I cannot tell you half that he did. He skimmed straight forward, and sideways, and backward. He reared himself erect, with his fore legs on a wreath of mist, and his hind legs on nothing at all. He flung out his heels behind, and put down his head between his legs, with his wings pointing right upward. At about two miles' height above the earth, he turned a somerset, so that Bellerophon's heels were where his head should have been, and he seemed to look down into the sky, instead of up. He twisted his head about, and, looking Bellerophon in the face, with fire flashing from his eyes, made a terrible attempt to bite him. He fluttered his pinions so wildly that one of the silver feathers was shaken out, and floating earthward, was picked up by the child, who kept it as long as he lived, in memory of Pegasus and Bellerophon.

But the latter (who, as you may judge, was as good a horseman as ever galloped) had been watching his opportunity, and at last clapped the golden bit of the enchanted bridle between the winged steed's jaws. No sooner was this done, than Pegasus became as manageable as if he had taken food, all his life, out of Bellerophon's hand. To speak what I really feel, it was almost a sadness to see so wild a creature grow suddenly so tame. And Pegasus seemed to feel it so, likewise. He looked round to Bellerophon, with the tears in his beautiful eyes, instead of the fire that so recently flashed from them. But when Bellerophon patted his head, and spoke a few authoritative, yet kind and soothing words, another look came into the eyes of Pegasus; for he was glad at heart, after so many lonely centuries, to have found a companion and a master.

Thus it always is with winged horses, and with all such wild and solitary creatures. If you can catch and overcome them, it is the surest way to win their love.

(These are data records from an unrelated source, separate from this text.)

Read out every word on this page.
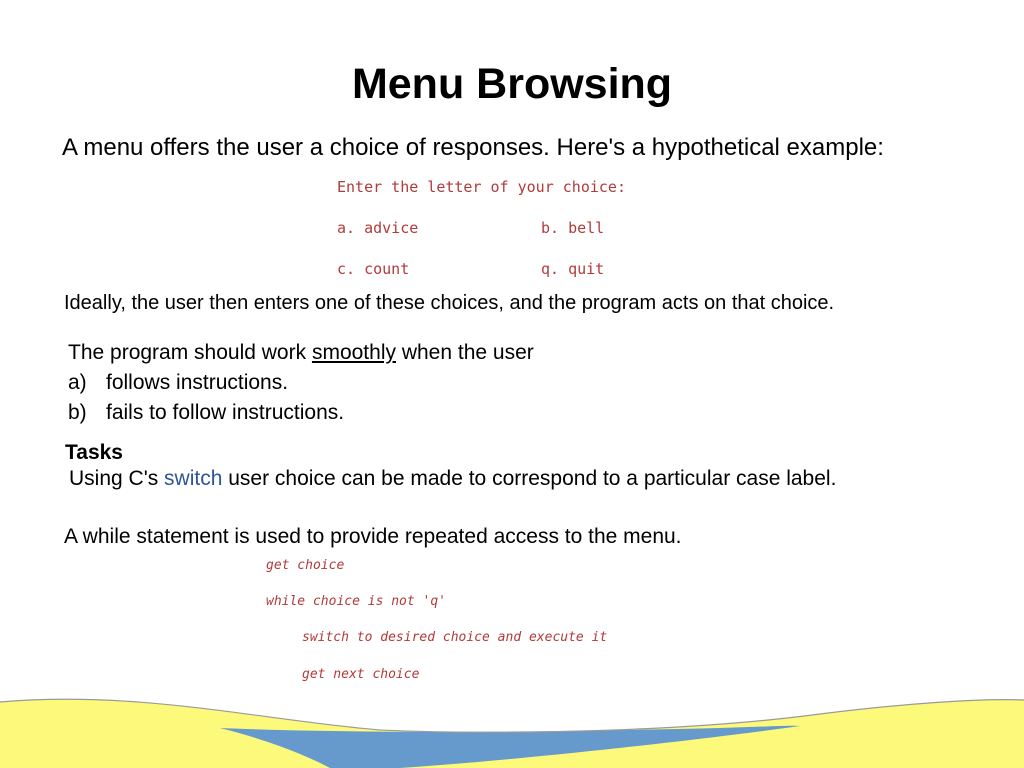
Menu Browsing
A menu offers the user a choice of responses. Here's a hypothetical example:
Enter the letter of your choice:
a. advice	b. bell
c. count	q. quit
Ideally, the user then enters one of these choices, and the program acts on that choice.
The program should work smoothly when the user
a) follows instructions.
b) fails to follow instructions.
Tasks
Using C's switch user choice can be made to correspond to a particular case label.
A while statement is used to provide repeated access to the menu.
get choice
while choice is not 'q'
switch to desired choice and execute it
get next choice
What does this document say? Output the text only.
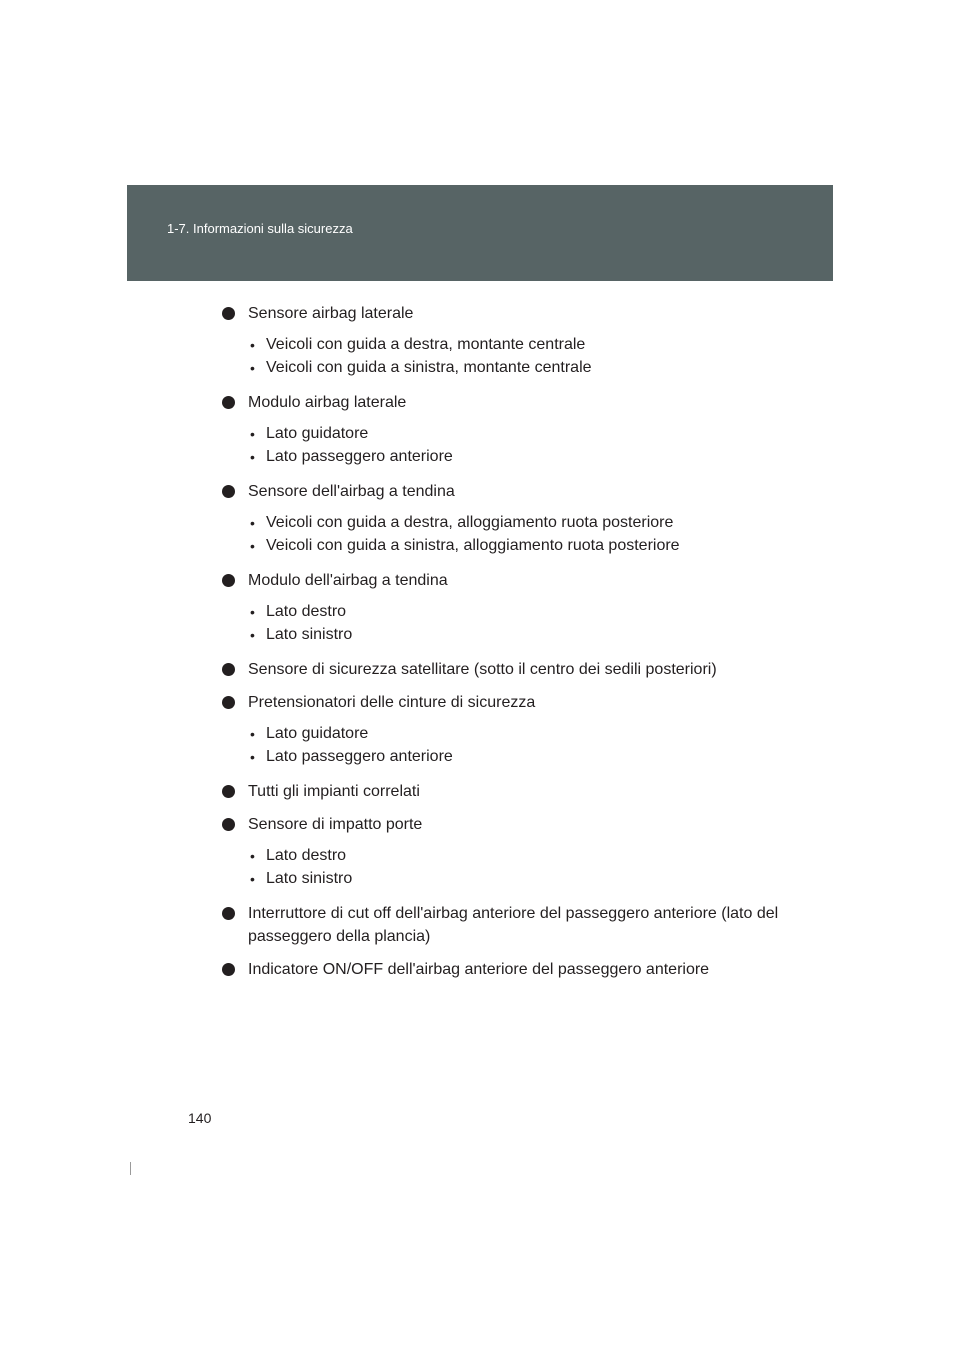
1-7. Informazioni sulla sicurezza
Sensore airbag laterale
• Veicoli con guida a destra, montante centrale
• Veicoli con guida a sinistra, montante centrale
Modulo airbag laterale
• Lato guidatore
• Lato passeggero anteriore
Sensore dell'airbag a tendina
• Veicoli con guida a destra, alloggiamento ruota posteriore
• Veicoli con guida a sinistra, alloggiamento ruota posteriore
Modulo dell'airbag a tendina
• Lato destro
• Lato sinistro
Sensore di sicurezza satellitare (sotto il centro dei sedili posteriori)
Pretensionatori delle cinture di sicurezza
• Lato guidatore
• Lato passeggero anteriore
Tutti gli impianti correlati
Sensore di impatto porte
• Lato destro
• Lato sinistro
Interruttore di cut off dell'airbag anteriore del passeggero anteriore (lato del passeggero della plancia)
Indicatore ON/OFF dell'airbag anteriore del passeggero anteriore
140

While Pegasus had been doing his utmost to shake Bellerophon off his back, he had flown a very long distance; and they had come within sight of a lofty mountain by the time the bit was in his mouth. Bellerophon had seen this mountain before, and knew it to be Helicon, on the summit of which was the winged horse's abode. Thither (after looking gently into his rider's face, as if to ask leave) Pegasus now flew, and, alighting, waited patiently until Bellerophon should please to dismount. The young man, accordingly, leaped from his steed's back, but still held him fast by the bridle. Meeting his eyes, however, he was so affected by the gentleness of his aspect, and by the thought of the free life which Pegasus had heretofore lived, that he could not bear to keep him a prisoner, if he really desired his liberty.